The Veiled Narrative

Beltane                                                                       Early Growth Moon

Shane Carruth, Upstream Color (see below), was also the cinematographer.  Forgot that last night.

In answering questions, in particular about the density of his works, he made two points, both interesting.  First, he said he makes a narrative as it needs to be to tell his story.  That means it may take  more than one pass to take in all  the narrative has to offer.  Just like reading a book or seeing a painting.  Made sense to me.

(Barrias, French, 1893)

Second, all narratives, he believes, are veiled, which he emphasized in answers to more than one question.  In this he means the viewer or reader never knows the whole story and often knows a very limited portion of it.  I took from his overall answers that this conviction comes from life, where the future veils the narrative in every instance and, too, I suppose, since we never know the interiority of the other, veiled in that sense as well.

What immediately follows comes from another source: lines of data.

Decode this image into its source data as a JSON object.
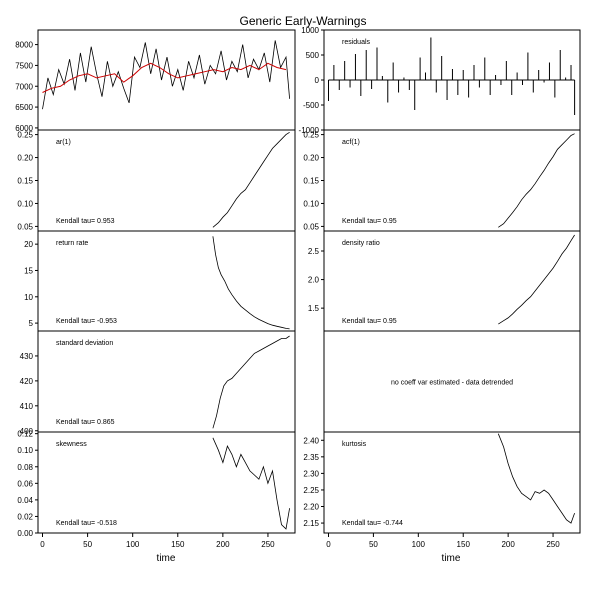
{
  "title": "Generic Early-Warnings",
  "xlabel": "time",
  "colors": {
    "line": "#000000",
    "smooth": "#cc0000",
    "frame": "#000000"
  },
  "chart_data": [
    {
      "id": "raw",
      "type": "line",
      "ylim": [
        5950,
        8350
      ],
      "yticks": [
        6000,
        6500,
        7000,
        7500,
        8000
      ],
      "series": [
        {
          "x": [
            0,
            6,
            12,
            18,
            24,
            30,
            36,
            42,
            48,
            54,
            60,
            66,
            72,
            78,
            84,
            90,
            96,
            102,
            108,
            114,
            120,
            126,
            132,
            138,
            144,
            150,
            156,
            162,
            168,
            174,
            180,
            186,
            192,
            198,
            204,
            210,
            216,
            222,
            228,
            234,
            240,
            246,
            252,
            258,
            264,
            270,
            274
          ],
          "values": [
            6450,
            7200,
            6800,
            7400,
            7050,
            7650,
            6900,
            7800,
            7100,
            7950,
            7300,
            6750,
            7600,
            7000,
            7350,
            6950,
            6600,
            7700,
            7450,
            8050,
            7300,
            7900,
            7150,
            7700,
            7000,
            7400,
            6900,
            7600,
            7200,
            7750,
            7050,
            7500,
            7300,
            7850,
            7150,
            7600,
            7350,
            8000,
            7200,
            7650,
            7400,
            7800,
            7100,
            8100,
            7450,
            7700,
            6700
          ]
        },
        {
          "x": [
            0,
            10,
            20,
            30,
            40,
            50,
            60,
            70,
            80,
            90,
            100,
            110,
            120,
            130,
            140,
            150,
            160,
            170,
            180,
            190,
            200,
            210,
            220,
            230,
            240,
            250,
            260,
            270
          ],
          "values": [
            6850,
            6950,
            7000,
            7150,
            7250,
            7300,
            7200,
            7250,
            7300,
            7100,
            7250,
            7450,
            7550,
            7450,
            7300,
            7200,
            7250,
            7300,
            7350,
            7400,
            7350,
            7450,
            7400,
            7500,
            7400,
            7550,
            7450,
            7400
          ]
        }
      ]
    },
    {
      "id": "residuals",
      "type": "bar",
      "label": "residuals",
      "ylim": [
        -1000,
        1000
      ],
      "yticks": [
        -1000,
        -500,
        0,
        500,
        1000
      ],
      "x": [
        0,
        6,
        12,
        18,
        24,
        30,
        36,
        42,
        48,
        54,
        60,
        66,
        72,
        78,
        84,
        90,
        96,
        102,
        108,
        114,
        120,
        126,
        132,
        138,
        144,
        150,
        156,
        162,
        168,
        174,
        180,
        186,
        192,
        198,
        204,
        210,
        216,
        222,
        228,
        234,
        240,
        246,
        252,
        258,
        264,
        270,
        274
      ],
      "values": [
        -420,
        300,
        -200,
        380,
        -150,
        520,
        -320,
        600,
        -180,
        650,
        80,
        -450,
        350,
        -250,
        50,
        -200,
        -600,
        450,
        150,
        850,
        -250,
        480,
        -400,
        220,
        -300,
        200,
        -350,
        300,
        -150,
        450,
        -300,
        100,
        -100,
        380,
        -300,
        150,
        -100,
        550,
        -250,
        200,
        -50,
        350,
        -350,
        600,
        50,
        300,
        -700
      ]
    },
    {
      "id": "ar1",
      "type": "line",
      "label": "ar(1)",
      "ylim": [
        0.04,
        0.26
      ],
      "yticks": [
        0.05,
        0.1,
        0.15,
        0.2,
        0.25
      ],
      "kendall": "Kendall tau= 0.953",
      "x": [
        189,
        195,
        200,
        205,
        210,
        215,
        220,
        225,
        230,
        235,
        240,
        245,
        250,
        255,
        260,
        265,
        270,
        274
      ],
      "values": [
        0.048,
        0.058,
        0.07,
        0.08,
        0.095,
        0.11,
        0.122,
        0.13,
        0.145,
        0.16,
        0.175,
        0.19,
        0.205,
        0.22,
        0.23,
        0.24,
        0.25,
        0.255
      ]
    },
    {
      "id": "acf1",
      "type": "line",
      "label": "acf(1)",
      "ylim": [
        0.04,
        0.26
      ],
      "yticks": [
        0.05,
        0.1,
        0.15,
        0.2,
        0.25
      ],
      "kendall": "Kendall tau= 0.95",
      "x": [
        189,
        195,
        200,
        205,
        210,
        215,
        220,
        225,
        230,
        235,
        240,
        245,
        250,
        255,
        260,
        265,
        270,
        274
      ],
      "values": [
        0.048,
        0.056,
        0.068,
        0.08,
        0.093,
        0.108,
        0.12,
        0.13,
        0.143,
        0.158,
        0.172,
        0.188,
        0.202,
        0.218,
        0.228,
        0.238,
        0.248,
        0.252
      ]
    },
    {
      "id": "return-rate",
      "type": "line",
      "label": "return rate",
      "ylim": [
        3.5,
        22.5
      ],
      "yticks": [
        5,
        10,
        15,
        20
      ],
      "kendall": "Kendall tau= -0.953",
      "x": [
        189,
        192,
        195,
        198,
        202,
        206,
        210,
        215,
        220,
        225,
        230,
        235,
        240,
        245,
        250,
        255,
        260,
        265,
        270,
        274
      ],
      "values": [
        21.5,
        18.0,
        15.5,
        14.2,
        13.0,
        11.5,
        10.4,
        9.2,
        8.2,
        7.5,
        6.8,
        6.2,
        5.7,
        5.3,
        4.9,
        4.6,
        4.4,
        4.2,
        4.0,
        3.9
      ]
    },
    {
      "id": "density-ratio",
      "type": "line",
      "label": "density ratio",
      "ylim": [
        1.1,
        2.85
      ],
      "yticks": [
        1.5,
        2.0,
        2.5
      ],
      "kendall": "Kendall tau= 0.95",
      "x": [
        189,
        195,
        200,
        205,
        210,
        215,
        220,
        225,
        230,
        235,
        240,
        245,
        250,
        255,
        260,
        265,
        270,
        274
      ],
      "values": [
        1.22,
        1.28,
        1.33,
        1.4,
        1.48,
        1.55,
        1.63,
        1.7,
        1.8,
        1.9,
        2.0,
        2.1,
        2.2,
        2.32,
        2.45,
        2.55,
        2.68,
        2.78
      ]
    },
    {
      "id": "standard-deviation",
      "type": "line",
      "label": "standard deviation",
      "ylim": [
        399.5,
        440
      ],
      "yticks": [
        400,
        410,
        420,
        430
      ],
      "kendall": "Kendall tau= 0.865",
      "x": [
        189,
        193,
        197,
        201,
        205,
        210,
        215,
        220,
        225,
        230,
        235,
        240,
        245,
        250,
        255,
        260,
        265,
        270,
        274
      ],
      "values": [
        401,
        406,
        413,
        418,
        420,
        421,
        423,
        425,
        427,
        429,
        431,
        432,
        433,
        434,
        435,
        436,
        437,
        437,
        438
      ]
    },
    {
      "id": "coeff-var",
      "type": "text",
      "message": "no coeff var estimated - data detrended"
    },
    {
      "id": "skewness",
      "type": "line",
      "label": "skewness",
      "ylim": [
        0.0,
        0.122
      ],
      "yticks": [
        0.0,
        0.02,
        0.04,
        0.06,
        0.08,
        0.1,
        0.12
      ],
      "kendall": "Kendall tau= -0.518",
      "x": [
        189,
        195,
        200,
        205,
        210,
        215,
        220,
        225,
        230,
        235,
        240,
        245,
        250,
        255,
        260,
        265,
        270,
        274
      ],
      "values": [
        0.115,
        0.1,
        0.085,
        0.105,
        0.095,
        0.08,
        0.095,
        0.085,
        0.075,
        0.07,
        0.065,
        0.08,
        0.06,
        0.075,
        0.04,
        0.01,
        0.005,
        0.03
      ]
    },
    {
      "id": "kurtosis",
      "type": "line",
      "label": "kurtosis",
      "ylim": [
        2.12,
        2.425
      ],
      "yticks": [
        2.15,
        2.2,
        2.25,
        2.3,
        2.35,
        2.4
      ],
      "kendall": "Kendall tau= -0.744",
      "x": [
        189,
        195,
        200,
        205,
        210,
        215,
        220,
        225,
        230,
        235,
        240,
        245,
        250,
        255,
        260,
        265,
        270,
        274
      ],
      "values": [
        2.42,
        2.38,
        2.33,
        2.29,
        2.26,
        2.24,
        2.23,
        2.22,
        2.245,
        2.24,
        2.25,
        2.24,
        2.22,
        2.2,
        2.18,
        2.16,
        2.15,
        2.18
      ]
    }
  ],
  "xticks": [
    0,
    50,
    100,
    150,
    200,
    250
  ],
  "xlim": [
    -5,
    280
  ]
}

While I agree intellectually with this latter point, as an intention in a work of art, I’m suspicious.  It can too easily serve as an excuse for careless ambiguity and might enforce an aterminus approach to story telling; which, though it is true as Carruth said last night, that all film narratives must end (and by implication in that way deviate from the truly veiled nature of the narrative future) that departure from reality should not encourage pointless realism.

There may be some of that in this film.  Until I’ve had longer to consider it, and until I’ve seen it at least a second time, I’ll reserve my opinion on that.